For real. My '05 GT 5spd with full options (leather, power, dash trim, etc) weighed 3400 without the jack and spare and 1/4 tank of go-go juice.

kb58
kb58 Dork
12/20/16 1:54 p.m.

I used the coated Lexan in Kimini. It works fine if you clean it gently with a micro-weave cloth, but don't think about using wipers on it.

pirate
pirate Reader
12/21/16 3:23 p.m.

There is a product called Plexus (spray can) that is very good for Plexiglass/Lexan/Polycarbonate. Its fairly expensive for a glass type cleaner but works well with a soft towel or microfiber cloth. I would agree that wipers are the kiss of death with or without the anti-scratch coatings. I have been told RainX will put a permanent haze on Lexan/Polycarbonate but do not know that for sure. Would like to find a product similar to RainX if anyone knows about one!

Ransom
Ransom PowerDork
12/21/16 3:30 p.m.
kb58 wrote: I used the coated Lexan in Kimini. It works fine if you clean it gently with a micro-weave cloth, but don't think about using wipers on it.

Wow.
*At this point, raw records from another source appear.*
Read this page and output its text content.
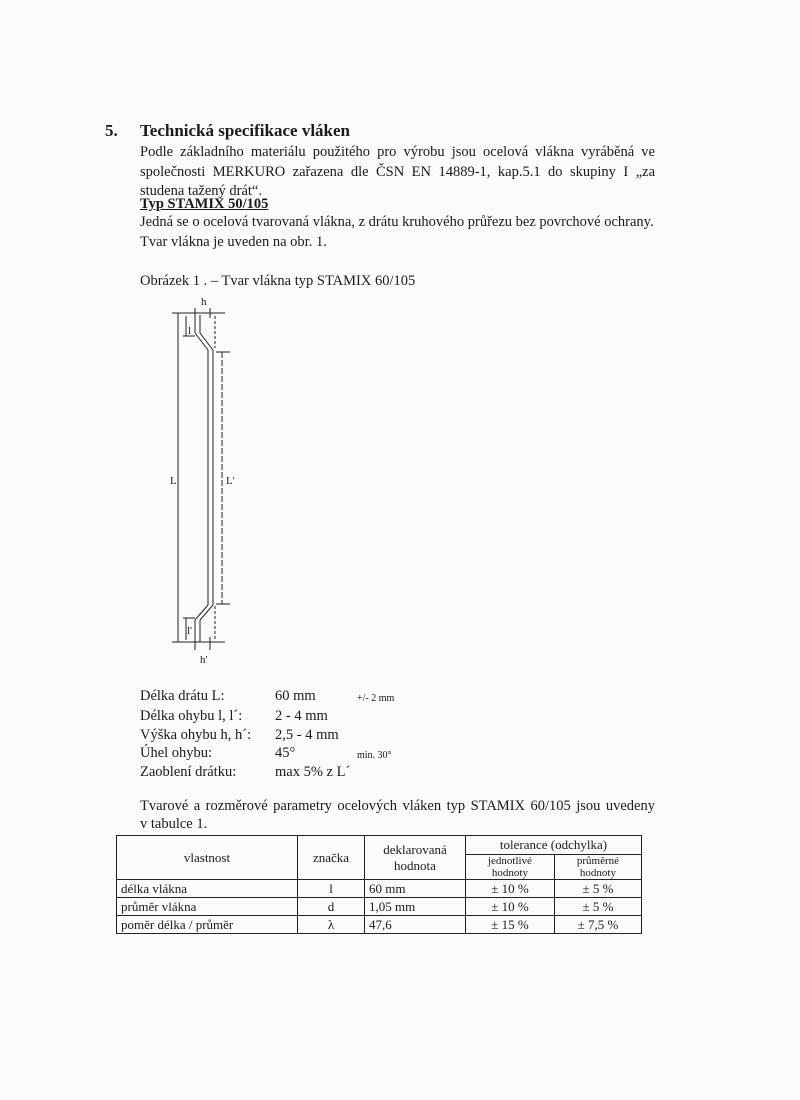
5. Technická specifikace vláken
Podle základního materiálu použitého pro výrobu jsou ocelová vlákna vyráběná ve
společnosti MERKURO zařazena dle ČSN EN 14889-1, kap.5.1 do skupiny I „za
studena tažený drát“.
Typ STAMIX 50/105
Jedná se o ocelová tvarovaná vlákna, z drátu kruhového průřezu bez povrchové ochrany.
Tvar vlákna je uveden na obr. 1.
Obrázek 1 . – Tvar vlákna typ STAMIX 60/105
h
l
L	L'
l'
h'
Délka drátu L:	60 mm	+/- 2 mm
Délka ohybu l, l´:	2 - 4 mm
Výška ohybu h, h´:	2,5 - 4 mm
Úhel ohybu:	45°	min. 30°
Zaoblení drátku:	max 5% z L´
Tvarové a rozměrové parametry ocelových vláken typ STAMIX 60/105 jsou uvedeny
v tabulce 1.
vlastnost	značka	deklarovaná hodnota	tolerance (odchylka)	
			jednotlivé hodnoty	průměrné hodnoty
délka vlákna	l	60 mm	± 10 %	± 5 %
průměr vlákna	d	1,05 mm	± 10 %	± 5 %
poměr délka / průměr	λ	47,6	± 15 %	± 7,5 %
IMHO, this equals "not livable on the street." This is barely livable for "streetable enough to drive to events."

Wonder where "car wash" falls on the spectrum, and how long a rear window would last...

TIGMOTORSPORTS
TIGMOTORSPORTS HalfDork
12/21/16 7:49 p.m.

In reply to David S. Wallens:

I highly approve this post

David S. Wallens
David S. Wallens Editorial Director
12/21/16 8:00 p.m.
TIGMOTORSPORTS wrote: In reply to David S. Wallens: I highly approve this post

Thank you.

Also, regarding Plexus.

JG can probably remember the story better than I can, but like 20 years ago someone from Plexus bugged us about their product. It's awesome, they said. Fine, we said, we'd try it out.
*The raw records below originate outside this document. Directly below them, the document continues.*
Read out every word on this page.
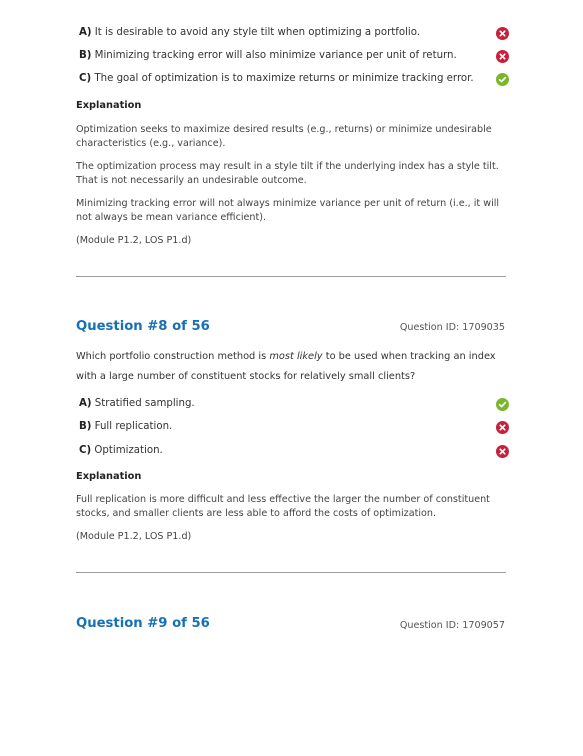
A) It is desirable to avoid any style tilt when optimizing a portfolio.
B) Minimizing tracking error will also minimize variance per unit of return.
C) The goal of optimization is to maximize returns or minimize tracking error.
Explanation

Optimization seeks to maximize desired results (e.g., returns) or minimize undesirable characteristics (e.g., variance).

The optimization process may result in a style tilt if the underlying index has a style tilt. That is not necessarily an undesirable outcome.

Minimizing tracking error will not always minimize variance per unit of return (i.e., it will not always be mean variance efficient).

(Module P1.2, LOS P1.d)

Question #8 of 56	Question ID: 1709035

Which portfolio construction method is most likely to be used when tracking an index with a large number of constituent stocks for relatively small clients?

A) Stratified sampling.
B) Full replication.
C) Optimization.
Explanation

Full replication is more difficult and less effective the larger the number of constituent stocks, and smaller clients are less able to afford the costs of optimization.

(Module P1.2, LOS P1.d)

Question #9 of 56	Question ID: 1709057
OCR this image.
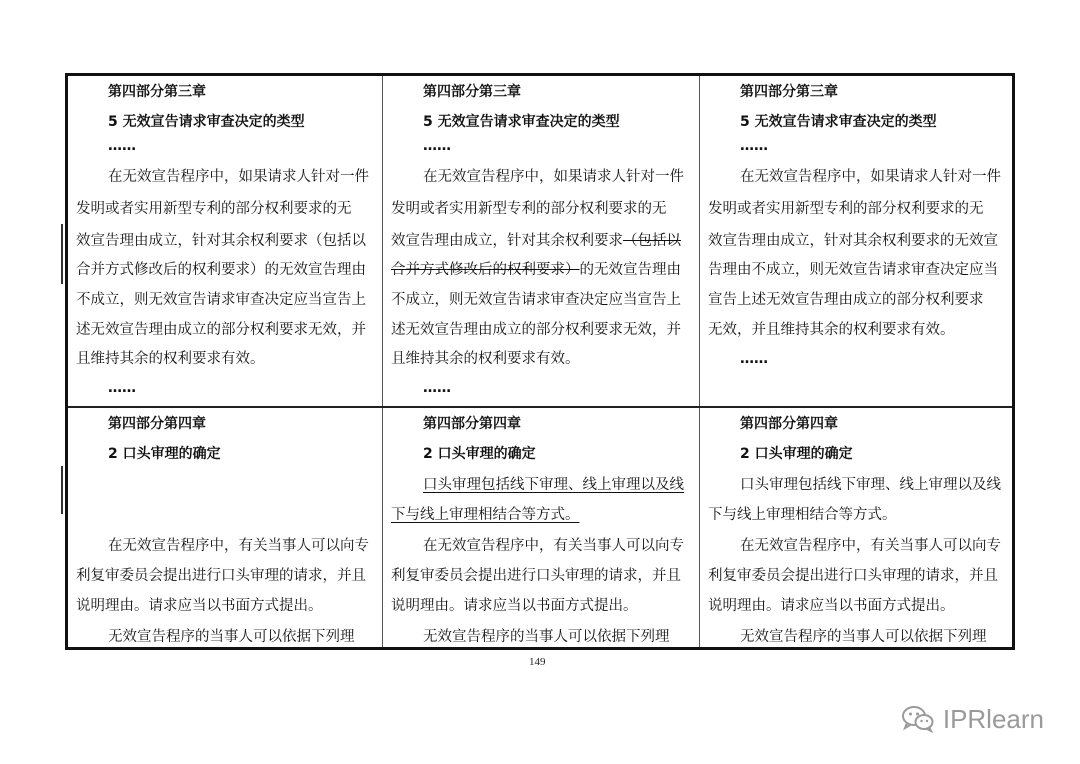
第四部分第三章
5 无效宣告请求审查决定的类型
……
在无效宣告程序中，如果请求人针对一件
发明或者实用新型专利的部分权利要求的无
效宣告理由成立，针对其余权利要求（包括以
合并方式修改后的权利要求）的无效宣告理由
不成立，则无效宣告请求审查决定应当宣告上
述无效宣告理由成立的部分权利要求无效，并
且维持其余的权利要求有效。
……
第四部分第三章
5 无效宣告请求审查决定的类型
……
在无效宣告程序中，如果请求人针对一件
发明或者实用新型专利的部分权利要求的无
效宣告理由成立，针对其余权利要求（包括以
合并方式修改后的权利要求）的无效宣告理由
不成立，则无效宣告请求审查决定应当宣告上
述无效宣告理由成立的部分权利要求无效，并
且维持其余的权利要求有效。
……
第四部分第三章
5 无效宣告请求审查决定的类型
……
在无效宣告程序中，如果请求人针对一件
发明或者实用新型专利的部分权利要求的无
效宣告理由成立，针对其余权利要求的无效宣
告理由不成立，则无效宣告请求审查决定应当
宣告上述无效宣告理由成立的部分权利要求
无效，并且维持其余的权利要求有效。
……
第四部分第四章
2 口头审理的确定
在无效宣告程序中，有关当事人可以向专
利复审委员会提出进行口头审理的请求，并且
说明理由。请求应当以书面方式提出。
无效宣告程序的当事人可以依据下列理
第四部分第四章
2 口头审理的确定
口头审理包括线下审理、线上审理以及线
下与线上审理相结合等方式。
在无效宣告程序中，有关当事人可以向专
利复审委员会提出进行口头审理的请求，并且
说明理由。请求应当以书面方式提出。
无效宣告程序的当事人可以依据下列理
第四部分第四章
2 口头审理的确定
口头审理包括线下审理、线上审理以及线
下与线上审理相结合等方式。
在无效宣告程序中，有关当事人可以向专
利复审委员会提出进行口头审理的请求，并且
说明理由。请求应当以书面方式提出。
无效宣告程序的当事人可以依据下列理
149
IPRlearn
Wow, that stuff kicked all the butt. Plus it has a pleasant fragrance. Since then, I've always had a can in the garage.

MulletTruck
MulletTruck Reader
12/22/16 11:22 a.m.

I jave been using Plexus long before it hit the automotive/motorcycle markets. It started out for aircraft windshields and has been great on my Piper Aztecs windows all these years.